2470.52 – Teapot Trade

Katie imports brown English teapots for a local Curiosity Shop. They cost her a certain amount $c$ , and her profit, when she sells them in the shop, is $x\%$ of this amount. Her mother has just found a new and cheaper source of teapots. They will now cost Katie $8$ percent less. Does she lower her price in the shop? Never! She maintains the same price and her profit now turns out to be $(x + 10)$ percent. What was her original profit $x$ ?

. (Thanks, Mom)

$12\%$
$15\%$
$30\%$
$50\%$
$75\%$

Solution

If $c$ is the original cost to Katie, then $\left(\dfrac{x}{100}\right) \cdot c$ is her profit, which is also what Curiosity Shop must mark-up Katie's price in order that she obtain this profit.

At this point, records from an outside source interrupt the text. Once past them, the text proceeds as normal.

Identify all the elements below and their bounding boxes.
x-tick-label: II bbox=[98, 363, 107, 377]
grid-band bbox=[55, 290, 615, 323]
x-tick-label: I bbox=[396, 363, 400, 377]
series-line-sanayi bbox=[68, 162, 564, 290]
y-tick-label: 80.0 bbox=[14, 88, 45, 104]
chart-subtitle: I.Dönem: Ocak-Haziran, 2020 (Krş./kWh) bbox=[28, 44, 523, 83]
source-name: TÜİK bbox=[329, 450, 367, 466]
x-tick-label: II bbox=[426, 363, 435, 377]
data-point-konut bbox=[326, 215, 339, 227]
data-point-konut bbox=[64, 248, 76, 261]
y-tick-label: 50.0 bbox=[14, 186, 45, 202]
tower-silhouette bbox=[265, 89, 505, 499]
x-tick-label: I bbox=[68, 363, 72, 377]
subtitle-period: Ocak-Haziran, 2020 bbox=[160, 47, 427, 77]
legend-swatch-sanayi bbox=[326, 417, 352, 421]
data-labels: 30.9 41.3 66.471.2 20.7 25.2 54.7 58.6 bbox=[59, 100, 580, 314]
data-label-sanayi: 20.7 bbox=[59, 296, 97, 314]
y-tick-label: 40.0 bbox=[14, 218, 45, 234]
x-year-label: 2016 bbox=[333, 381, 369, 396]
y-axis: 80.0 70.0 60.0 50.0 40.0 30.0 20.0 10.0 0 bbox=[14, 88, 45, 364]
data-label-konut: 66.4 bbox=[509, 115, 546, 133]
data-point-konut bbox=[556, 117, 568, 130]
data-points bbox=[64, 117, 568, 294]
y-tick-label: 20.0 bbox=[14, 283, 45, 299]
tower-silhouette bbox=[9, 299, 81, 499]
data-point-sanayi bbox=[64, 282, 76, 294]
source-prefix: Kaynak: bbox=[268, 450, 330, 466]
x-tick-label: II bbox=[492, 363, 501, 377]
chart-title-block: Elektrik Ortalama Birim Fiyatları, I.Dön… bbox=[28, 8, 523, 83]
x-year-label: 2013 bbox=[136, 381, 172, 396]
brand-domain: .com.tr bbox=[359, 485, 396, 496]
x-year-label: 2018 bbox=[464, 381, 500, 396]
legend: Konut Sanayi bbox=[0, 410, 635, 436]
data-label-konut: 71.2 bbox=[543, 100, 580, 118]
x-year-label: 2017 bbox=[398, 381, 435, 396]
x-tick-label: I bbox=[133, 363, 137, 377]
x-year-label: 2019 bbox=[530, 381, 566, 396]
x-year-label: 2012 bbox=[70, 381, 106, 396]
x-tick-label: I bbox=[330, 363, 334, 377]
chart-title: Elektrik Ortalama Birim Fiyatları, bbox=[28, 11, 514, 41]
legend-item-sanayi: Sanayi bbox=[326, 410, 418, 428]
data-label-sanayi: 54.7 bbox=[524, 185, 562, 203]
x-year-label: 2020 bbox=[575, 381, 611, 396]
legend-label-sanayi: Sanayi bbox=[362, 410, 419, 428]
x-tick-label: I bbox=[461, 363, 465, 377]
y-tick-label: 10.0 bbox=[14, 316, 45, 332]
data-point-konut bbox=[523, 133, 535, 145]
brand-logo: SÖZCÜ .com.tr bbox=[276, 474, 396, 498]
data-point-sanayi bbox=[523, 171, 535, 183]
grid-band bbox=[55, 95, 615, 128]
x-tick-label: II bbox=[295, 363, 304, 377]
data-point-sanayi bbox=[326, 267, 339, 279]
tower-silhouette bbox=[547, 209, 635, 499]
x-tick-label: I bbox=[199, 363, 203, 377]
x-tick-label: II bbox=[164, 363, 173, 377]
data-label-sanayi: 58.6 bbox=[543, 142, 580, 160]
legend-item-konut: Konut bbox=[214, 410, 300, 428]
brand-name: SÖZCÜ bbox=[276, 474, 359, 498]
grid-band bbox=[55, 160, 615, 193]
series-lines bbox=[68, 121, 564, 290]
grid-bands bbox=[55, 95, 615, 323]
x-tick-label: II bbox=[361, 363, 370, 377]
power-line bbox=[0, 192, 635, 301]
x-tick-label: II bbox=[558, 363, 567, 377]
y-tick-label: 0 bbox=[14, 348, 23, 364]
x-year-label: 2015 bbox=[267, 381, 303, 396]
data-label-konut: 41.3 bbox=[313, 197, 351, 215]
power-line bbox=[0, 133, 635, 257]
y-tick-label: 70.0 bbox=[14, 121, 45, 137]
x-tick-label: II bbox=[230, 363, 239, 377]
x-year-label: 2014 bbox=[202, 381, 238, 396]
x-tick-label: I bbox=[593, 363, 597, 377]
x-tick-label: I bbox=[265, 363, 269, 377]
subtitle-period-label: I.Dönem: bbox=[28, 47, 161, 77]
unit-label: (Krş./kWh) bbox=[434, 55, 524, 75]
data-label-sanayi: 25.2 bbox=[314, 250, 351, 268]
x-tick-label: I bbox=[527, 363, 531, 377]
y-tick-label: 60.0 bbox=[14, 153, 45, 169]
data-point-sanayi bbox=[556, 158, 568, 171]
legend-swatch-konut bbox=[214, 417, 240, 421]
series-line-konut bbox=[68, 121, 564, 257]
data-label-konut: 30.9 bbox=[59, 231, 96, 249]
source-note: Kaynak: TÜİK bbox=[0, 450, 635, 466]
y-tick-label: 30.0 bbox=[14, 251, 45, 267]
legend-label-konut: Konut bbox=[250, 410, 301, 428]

Thus the selling price in the Curiosity Shop is

$\text{Price } = \text{ Cost } + \text{ Markup} = c + \dfrac{xc}{100} = \dfrac{100c + xc}{100}.$

The new cost to Katie is $0.92 c$ , and her new profit is $(x + 10)/100 \cdot (0.92c)$ . The new selling price is

$\text{New Price } = \text{ Cost } + \text{ Markup} = 0.92 c + \dfrac{(x + 10)(0.92c)}{100} = \dfrac{92c + (x + 10)(.92c)}{100}.$

But the new and old prices are the same. So,

$100c + xc = 92c + (x + 10)(.92c)$

$8c + xc = .92 xc + 9.2 c,$

and $c$ cancels! We find that

$8 + x = .92 x + 9.2,$

$-08 x = 1.2,$

$x = 15.$

The original profit was (b) $15$ percent.